Sunday, April 12, 2015
For me, SPF is not that great an anti-spam measure
I was reminded of SPF the other day. It's an anti-spam measure, primarily to help identify email spoofing. I set up an SPF record on my domain years ago, but other than that, I haven't really done anything else with it. But being reminded of it, I thought it might be a good idea to see just how effective it could be. I'm already using a greylist daemon to cut down on spam but hey, the more spam that is caught, the better.
First step—just how effective is the greylist daemon? I have the logs from the greylist daemon for the past month (March 15th to April 11th). Some processing on the logs and I have my answer:
Emails accepted | 5,028 |
---|---|
Emails rejected | 5,132 |
Total | 10,160 |
Wow!
A bit over 50% of the emails received by my email server are spam. I'm not sure if I should be depressed that easily half the email addressed to me is spam, or happy that the greylist daemon is an easy way to avoid false positives. I suppose both are in order.
Now, I still get spam despite the greylist daemon, but all that means is that the sender is actually bothering to follow the SMTP protocol—not that high a bar. So, of the emails that do get through, how much would get flagged with SPF? Okay, time to check up on the SPF specification, and boy, is that a mess. The grammar to parse SPF records requires backtracking (lovely!—and lest you think a message from 2010 has any relevence to a 2014 standard, think again; the grammar didn't change all that much) and not entirely context free either (sigh—one letter in the macro-expansion has two meanings depending on where it appears).
Oh, and that grammar? It's actually covers three different grammars—one for parsing the SPF record itself, a second one to parse an email header, and the third a secondary text string via a secondary DNS query (the SPF record itself is obtained via a DNS query, by the way).
Okay, so munging the grammar to what I think is intended and leaving out what I don't need, I went through the log file and for each accepted email, did an SPF check according to the specification. Granted, the data I get now might not reflect the results made at the original time, but it should give me a baseline to go by.
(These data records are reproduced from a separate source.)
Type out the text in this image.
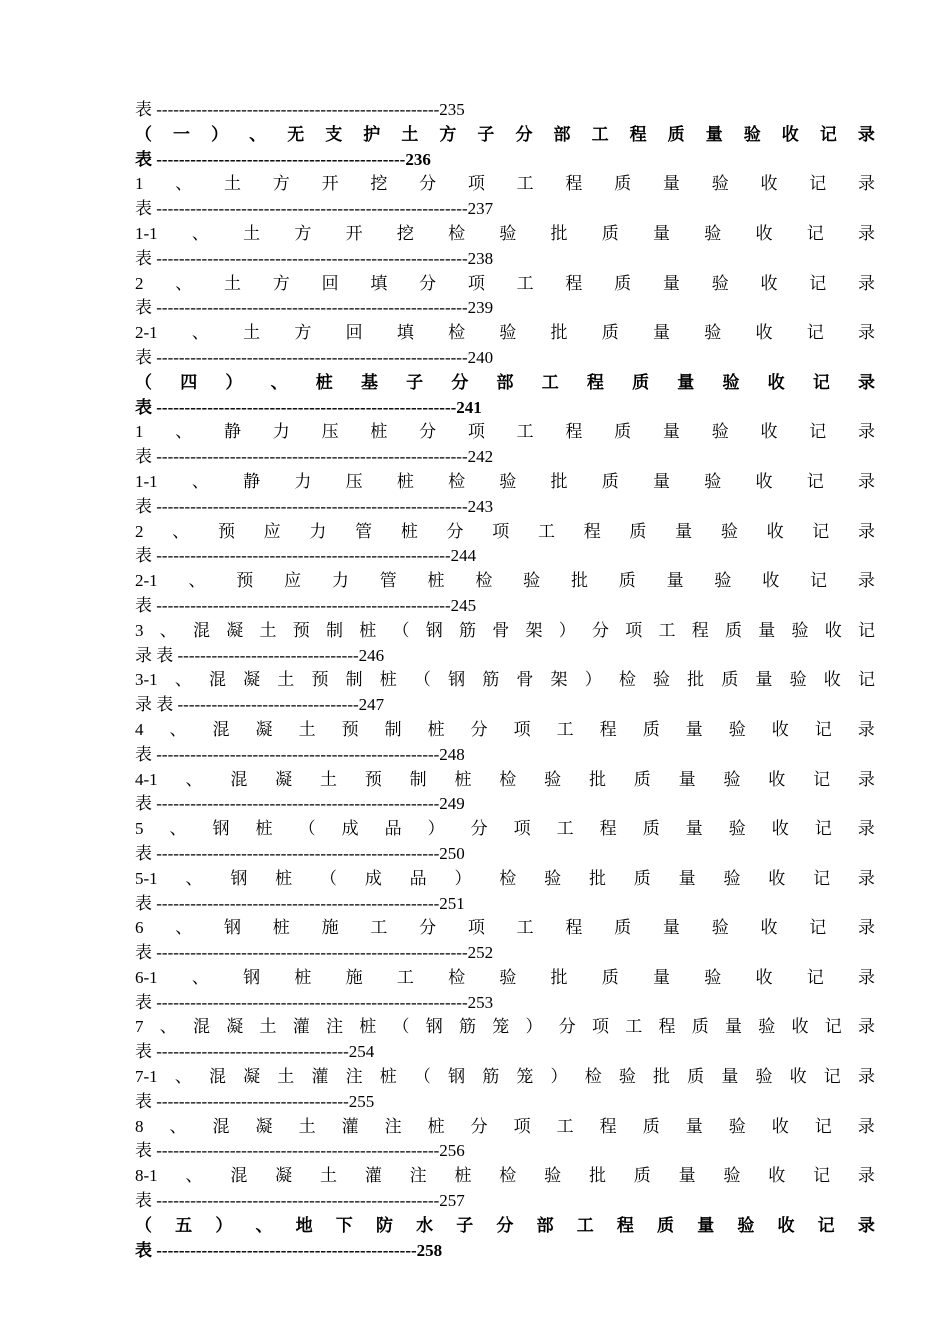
表 --------------------------------------------------235
（ 一 ） 、 无 支 护 土 方 子 分 部 工 程 质 量 验 收 记 录
表 --------------------------------------------236
1 、 土 方 开 挖 分 项 工 程 质 量 验 收 记 录
表 -------------------------------------------------------237
1-1 、 土 方 开 挖 检 验 批 质 量 验 收 记 录
表 -------------------------------------------------------238
2 、 土 方 回 填 分 项 工 程 质 量 验 收 记 录
表 -------------------------------------------------------239
2-1 、 土 方 回 填 检 验 批 质 量 验 收 记 录
表 -------------------------------------------------------240
（ 四 ） 、 桩 基 子 分 部 工 程 质 量 验 收 记 录
表 -----------------------------------------------------241
1 、 静 力 压 桩 分 项 工 程 质 量 验 收 记 录
表 -------------------------------------------------------242
1-1 、 静 力 压 桩 检 验 批 质 量 验 收 记 录
表 -------------------------------------------------------243
2 、 预 应 力 管 桩 分 项 工 程 质 量 验 收 记 录
表 ----------------------------------------------------244
2-1 、 预 应 力 管 桩 检 验 批 质 量 验 收 记 录
表 ----------------------------------------------------245
3 、 混 凝 土 预 制 桩 （ 钢 筋 骨 架 ） 分 项 工 程 质 量 验 收 记
录 表 --------------------------------246
3-1 、 混 凝 土 预 制 桩 （ 钢 筋 骨 架 ） 检 验 批 质 量 验 收 记
录 表 --------------------------------247
4 、 混 凝 土 预 制 桩 分 项 工 程 质 量 验 收 记 录
表 --------------------------------------------------248
4-1 、 混 凝 土 预 制 桩 检 验 批 质 量 验 收 记 录
表 --------------------------------------------------249
5 、 钢 桩 （ 成 品 ） 分 项 工 程 质 量 验 收 记 录
表 --------------------------------------------------250
5-1 、 钢 桩 （ 成 品 ） 检 验 批 质 量 验 收 记 录
表 --------------------------------------------------251
6 、 钢 桩 施 工 分 项 工 程 质 量 验 收 记 录
表 -------------------------------------------------------252
6-1 、 钢 桩 施 工 检 验 批 质 量 验 收 记 录
表 -------------------------------------------------------253
7 、 混 凝 土 灌 注 桩 （ 钢 筋 笼 ） 分 项 工 程 质 量 验 收 记 录
表 ----------------------------------254
7-1 、 混 凝 土 灌 注 桩 （ 钢 筋 笼 ） 检 验 批 质 量 验 收 记 录
表 ----------------------------------255
8 、 混 凝 土 灌 注 桩 分 项 工 程 质 量 验 收 记 录
表 --------------------------------------------------256
8-1 、 混 凝 土 灌 注 桩 检 验 批 质 量 验 收 记 录
表 --------------------------------------------------257
（ 五 ） 、 地 下 防 水 子 分 部 工 程 质 量 验 收 记 录
表 ----------------------------------------------258
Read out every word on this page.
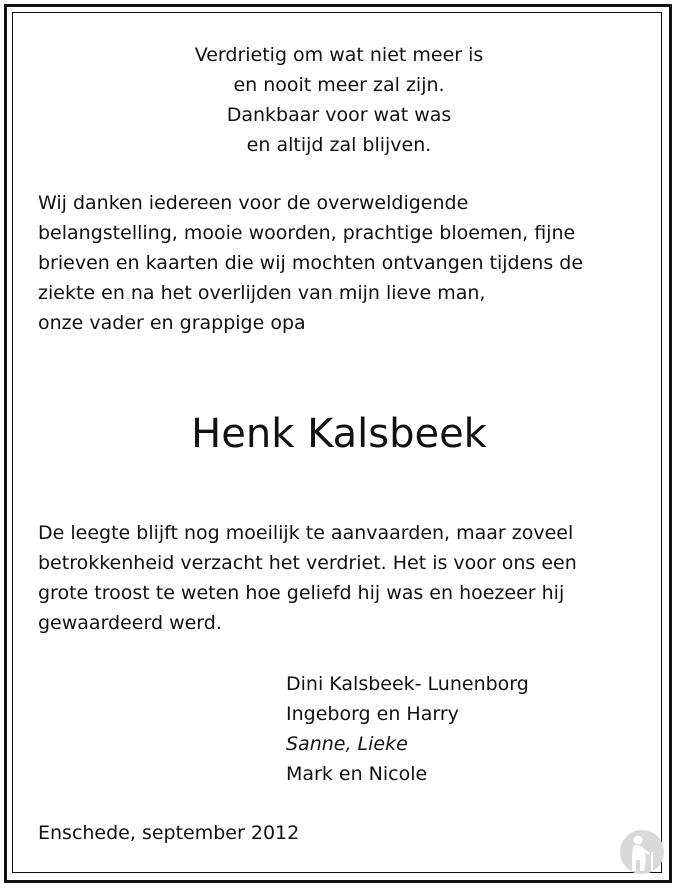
Verdrietig om wat niet meer is
en nooit meer zal zijn.
Dankbaar voor wat was
en altijd zal blijven.
Wij danken iedereen voor de overweldigende
belangstelling, mooie woorden, prachtige bloemen, fijne
brieven en kaarten die wij mochten ontvangen tijdens de
ziekte en na het overlijden van mijn lieve man,
onze vader en grappige opa
Henk Kalsbeek
De leegte blijft nog moeilijk te aanvaarden, maar zoveel
betrokkenheid verzacht het verdriet. Het is voor ons een
grote troost te weten hoe geliefd hij was en hoezeer hij
gewaardeerd werd.
Dini Kalsbeek- Lunenborg
Ingeborg en Harry
Sanne, Lieke
Mark en Nicole
Enschede, september 2012
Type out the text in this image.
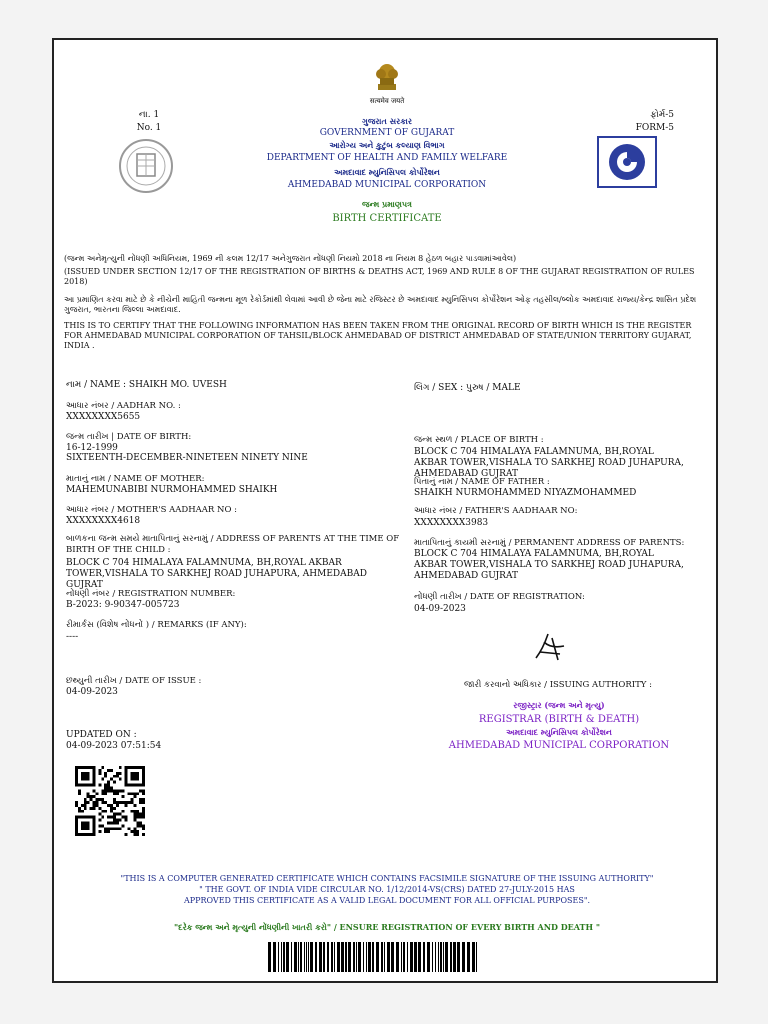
सत्यमेव जयते
ના. 1
No. 1
ફોર્મ-5
FORM-5
ગુજરાત સરકાર
GOVERNMENT OF GUJARAT
આરોગ્ય અને કુટુંબ કલ્યાણ વિભાગ
DEPARTMENT OF HEALTH AND FAMILY WELFARE
અમદાવાદ મ્યુનિસિપલ કોર્પોરેશન
AHMEDABAD MUNICIPAL CORPORATION
જન્મ પ્રમાણપત્ર
BIRTH CERTIFICATE
(જન્મ અનેમૃત્યુની નોંધણી અધિનિયમ, 1969 ની કલમ 12/17 અનેગુજરાત નોંધણી નિયમો 2018 ના નિયમ 8 હેઠળ બહાર પાડવામાંઆવેલ)
(ISSUED UNDER SECTION 12/17 OF THE REGISTRATION OF BIRTHS & DEATHS ACT, 1969 AND RULE 8 OF THE GUJARAT REGISTRATION OF RULES 2018)
આ પ્રમાણિત કરવા માટે છે કે નીચેની માહિતી જન્મના મૂળ રેકોર્ડમાંથી લેવામાં આવી છે જેના માટે રજિસ્ટર છે અમદાવાદ મ્યુનિસિપલ કોર્પોરેશન ઓફ તહસીલ/બ્લોક અમદાવાદ રાજ્ય/કેન્દ્ર શાસિત પ્રદેશ ગુજરાત, ભારતના જિલ્લા અમદાવાદ.
THIS IS TO CERTIFY THAT THE FOLLOWING INFORMATION HAS BEEN TAKEN FROM THE ORIGINAL RECORD OF BIRTH WHICH IS THE REGISTER FOR AHMEDABAD MUNICIPAL CORPORATION OF TAHSIL/BLOCK AHMEDABAD OF DISTRICT AHMEDABAD OF STATE/UNION TERRITORY GUJARAT, INDIA .
નામ / NAME : SHAIKH MO. UVESH
આધાર નંબર / AADHAR NO. :
XXXXXXXX5655
જન્મ તારીખ | DATE OF BIRTH:
16-12-1999
SIXTEENTH-DECEMBER-NINETEEN NINETY NINE
માતાનું નામ / NAME OF MOTHER:
MAHEMUNABIBI NURMOHAMMED SHAIKH
આધાર નંબર / MOTHER'S AADHAAR NO :
XXXXXXXX4618
બાળકના જન્મ સમયે માતાપિતાનું સરનામું / ADDRESS OF PARENTS AT THE TIME OF BIRTH OF THE CHILD :
BLOCK C 704 HIMALAYA FALAMNUMA, BH,ROYAL AKBAR TOWER,VISHALA TO SARKHEJ ROAD JUHAPURA, AHMEDABAD GUJRAT
નોંધણી નંબર / REGISTRATION NUMBER:
B-2023: 9-90347-005723
રીમાર્કસ (વિશેષ નોંધનોં ) / REMARKS (IF ANY):
----
છથ્યુની તારીખ / DATE OF ISSUE :
04-09-2023
UPDATED ON :
04-09-2023 07:51:54
લિંગ / SEX : પુરુષ / MALE
જન્મ સ્થળ / PLACE OF BIRTH :
BLOCK C 704 HIMALAYA FALAMNUMA, BH,ROYAL AKBAR TOWER,VISHALA TO SARKHEJ ROAD JUHAPURA, AHMEDABAD GUJRAT
પિતાનું નામ / NAME OF FATHER :
SHAIKH NURMOHAMMED NIYAZMOHAMMED
આધાર નંબર / FATHER'S AADHAAR NO:
XXXXXXXX3983
માતાપિતાનું કાયમી સરનામું / PERMANENT ADDRESS OF PARENTS:
BLOCK C 704 HIMALAYA FALAMNUMA, BH,ROYAL AKBAR TOWER,VISHALA TO SARKHEJ ROAD JUHAPURA, AHMEDABAD GUJRAT
નોંધણી તારીખ / DATE OF REGISTRATION:
04-09-2023
જારી કરવાનો અધિકાર / ISSUING AUTHORITY :
રજીસ્ટ્રાર (જન્મ અને મૃત્યુ)
REGISTRAR (BIRTH & DEATH)
અમદાવાદ મ્યુનિસિપલ કોર્પોરેશન
AHMEDABAD MUNICIPAL CORPORATION
"THIS IS A COMPUTER GENERATED CERTIFICATE WHICH CONTAINS FACSIMILE SIGNATURE OF THE ISSUING AUTHORITY"
" THE GOVT. OF INDIA VIDE CIRCULAR NO. 1/12/2014-VS(CRS) DATED 27-JULY-2015 HAS
APPROVED THIS CERTIFICATE AS A VALID LEGAL DOCUMENT FOR ALL OFFICIAL PURPOSES".
"દરેક જન્મ અને મૃત્યુની નોંધણીની ખાતરી કરો" / ENSURE REGISTRATION OF EVERY BIRTH AND DEATH "
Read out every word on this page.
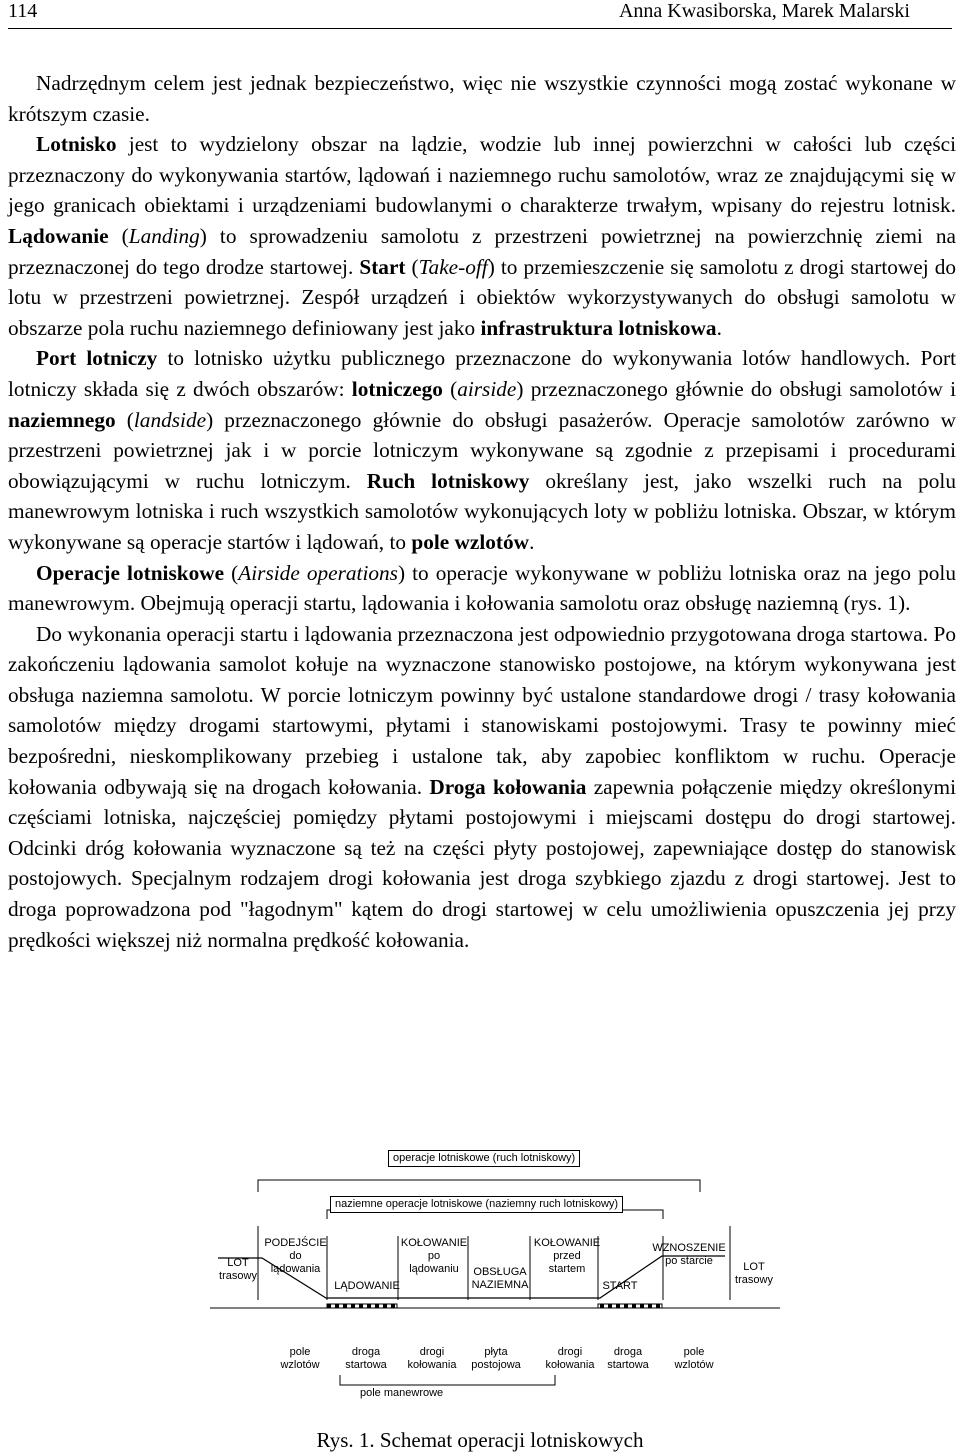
114	Anna Kwasiborska, Marek Malarski

Nadrzędnym celem jest jednak bezpieczeństwo, więc nie wszystkie czynności mogą zostać wykonane w krótszym czasie.

Lotnisko jest to wydzielony obszar na lądzie, wodzie lub innej powierzchni w całości lub części przeznaczony do wykonywania startów, lądowań i naziemnego ruchu samolotów, wraz ze znajdującymi się w jego granicach obiektami i urządzeniami budowlanymi o charakterze trwałym, wpisany do rejestru lotnisk. Lądowanie (Landing) to sprowadzeniu samolotu z przestrzeni powietrznej na powierzchnię ziemi na przeznaczonej do tego drodze startowej. Start (Take-off) to przemieszczenie się samolotu z drogi startowej do lotu w przestrzeni powietrznej. Zespół urządzeń i obiektów wykorzystywanych do obsługi samolotu w obszarze pola ruchu naziemnego definiowany jest jako infrastruktura lotniskowa.

Port lotniczy to lotnisko użytku publicznego przeznaczone do wykonywania lotów handlowych. Port lotniczy składa się z dwóch obszarów: lotniczego (airside) przeznaczonego głównie do obsługi samolotów i naziemnego (landside) przeznaczonego głównie do obsługi pasażerów. Operacje samolotów zarówno w przestrzeni powietrznej jak i w porcie lotniczym wykonywane są zgodnie z przepisami i procedurami obowiązującymi w ruchu lotniczym. Ruch lotniskowy określany jest, jako wszelki ruch na polu manewrowym lotniska i ruch wszystkich samolotów wykonujących loty w pobliżu lotniska. Obszar, w którym wykonywane są operacje startów i lądowań, to pole wzlotów.

Operacje lotniskowe (Airside operations) to operacje wykonywane w pobliżu lotniska oraz na jego polu manewrowym. Obejmują operacji startu, lądowania i kołowania samolotu oraz obsługę naziemną (rys. 1).

Do wykonania operacji startu i lądowania przeznaczona jest odpowiednio przygotowana droga startowa. Po zakończeniu lądowania samolot kołuje na wyznaczone stanowisko postojowe, na którym wykonywana jest obsługa naziemna samolotu. W porcie lotniczym powinny być ustalone standardowe drogi / trasy kołowania samolotów między drogami startowymi, płytami i stanowiskami postojowymi. Trasy te powinny mieć bezpośredni, nieskomplikowany przebieg i ustalone tak, aby zapobiec konfliktom w ruchu. Operacje kołowania odbywają się na drogach kołowania. Droga kołowania zapewnia połączenie między określonymi częściami lotniska, najczęściej pomiędzy płytami postojowymi i miejscami dostępu do drogi startowej. Odcinki dróg kołowania wyznaczone są też na części płyty postojowej, zapewniające dostęp do stanowisk postojowych. Specjalnym rodzajem drogi kołowania jest droga szybkiego zjazdu z drogi startowej. Jest to droga poprowadzona pod "łagodnym" kątem do drogi startowej w celu umożliwienia opuszczenia jej przy prędkości większej niż normalna prędkość kołowania.

operacje lotniskowe (ruch lotniskowy)
naziemne operacje lotniskowe (naziemny ruch lotniskowy)
LOT
trasowy
PODEJŚCIE
do
lądowania
LĄDOWANIE
KOŁOWANIE
po
lądowaniu	OBSŁUGA
NAZIEMNA
KOŁOWANIE
przed
startem
START
WZNOSZENIE
po starcie	LOT
trasowy
pole
wzlotów
droga
startowa
drogi
kołowania
płyta
postojowa
drogi
kołowania
droga
startowa
pole
wzlotów
pole manewrowe
Rys. 1. Schemat operacji lotniskowych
For the test, I pulled out all emails accepted (5,028) and removed those I explicitly allowed (for example, accept anything from a given IP address, or from a given domain) or that did not have a sender address (allowed by the SMTP protocol to prevent mailing loops when generating mail bounce messages), leaving me with 4,343 emails. Then, for those, I looked up the SPF record for the given domain, and if it had one, applied its policy.
The 4,343 accepted emails came from 1,000 unique domains, of which only 433 had an SPF record. Okay, 43% of the domains have an SPF record. And of the domains that had an SPF record, only 629 emails accepted were checked. Or 12½% of all accepted incoming emails could be checked via SPF. Sigh.
But of those that were checked via SPF, how did we fare? Were a lot spam? Or were most acceptable forms of email pef SPF policy?
fail | 43 | IP address was not allowed to send this email |
softfail | 53 | IP address should not be sending this email (used for testing) |
neutral | 90 | IP address has no policy |
pass | 443 | IP address is allowed to send this email |
A 70% pass rate for SPF. Only 43, or almost 1% (or around two per day) could have been deleted as spam. Another 53 maybe, possibly, could have been deleted as spam. And 90 no idea one way or the other. Sigh.
You want to know what has a better rate of catching spam than SPF for my email? Any email addressed to my domain registration email not from the registrar. For me, I don't think it worth the effort to implement this.